4 Replies to “Lebensmittel by Michael Schmidt reviewed by Vince Leo”

  1. I have to say that I was very excited to get my hands on this book, only to be a bit disappointed when I finally did. All the elements are there: Great images, superb design, and extremely thoughtful sequencing. Top that off with bravery and inventiveness and it should all add up to something great, right? But somehow for me it didn’t all gel together. Germans have a long, complicated history full of various farming crises. Many people don’t realize the role it played in politics in Germany in the 30s, and the intense fear at the time regarding population growth and the shortage of farmable land. Today, Germans seem to be much more aware of what they’re consuming food-wise than Americans (at least that’s what it seems like to me, living here, and seeing many programs on TV about the subject, and finding the topic worked into their everyday crime shows). In the end, I think a good book to partner with Schmidt’s, to temper the panic it is capable of inducing, is Bernhard Fuchs’ book “Farms”, also published last year. It is the complete opposite end of the spectrum, a look at the quaint, romantic side of European farming. It is very formal and doesn’t push boundaries, the style is very plain, as is the book itself. But if I’m sitting beside my bookshelf and have to decide which of the two I want to pick up, I’ll probably go with the latter. All that said, the above review was very insightful and enjoyable. Thanks for that.

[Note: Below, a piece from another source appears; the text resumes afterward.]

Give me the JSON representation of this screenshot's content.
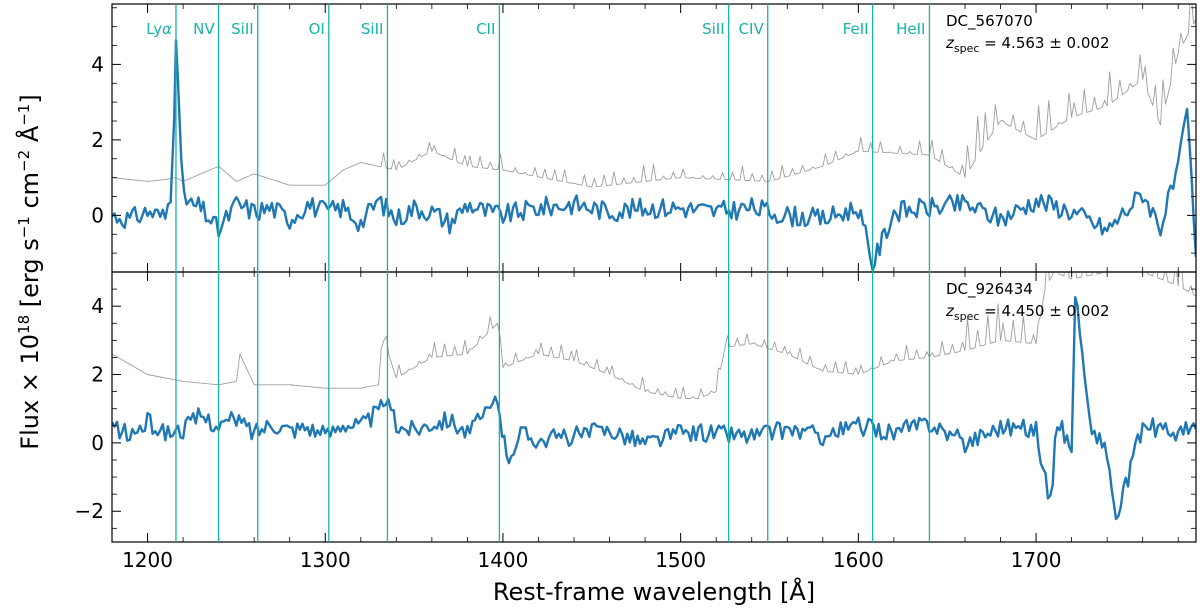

    1. Thanks for your comment Jim. Vince has my copy of the book, so I haven’t spent much time with it, but my initial reaction was similar to yours. I’m still not sure what caused my disappointment. That’s why I’m eager to hear other people’s response to the book.

    2. I found this book recently:


      which reminded me a lot of Lebensmittel, but I found it to be much more engaging and entertaining. It is microscopic compared to Schmidt’s work, and also dated by the fact that farming has changed so much in the last 30 years. I would recommend it to anyone who is interested in farming as seen through the photobook, or anyone who just likes pigs.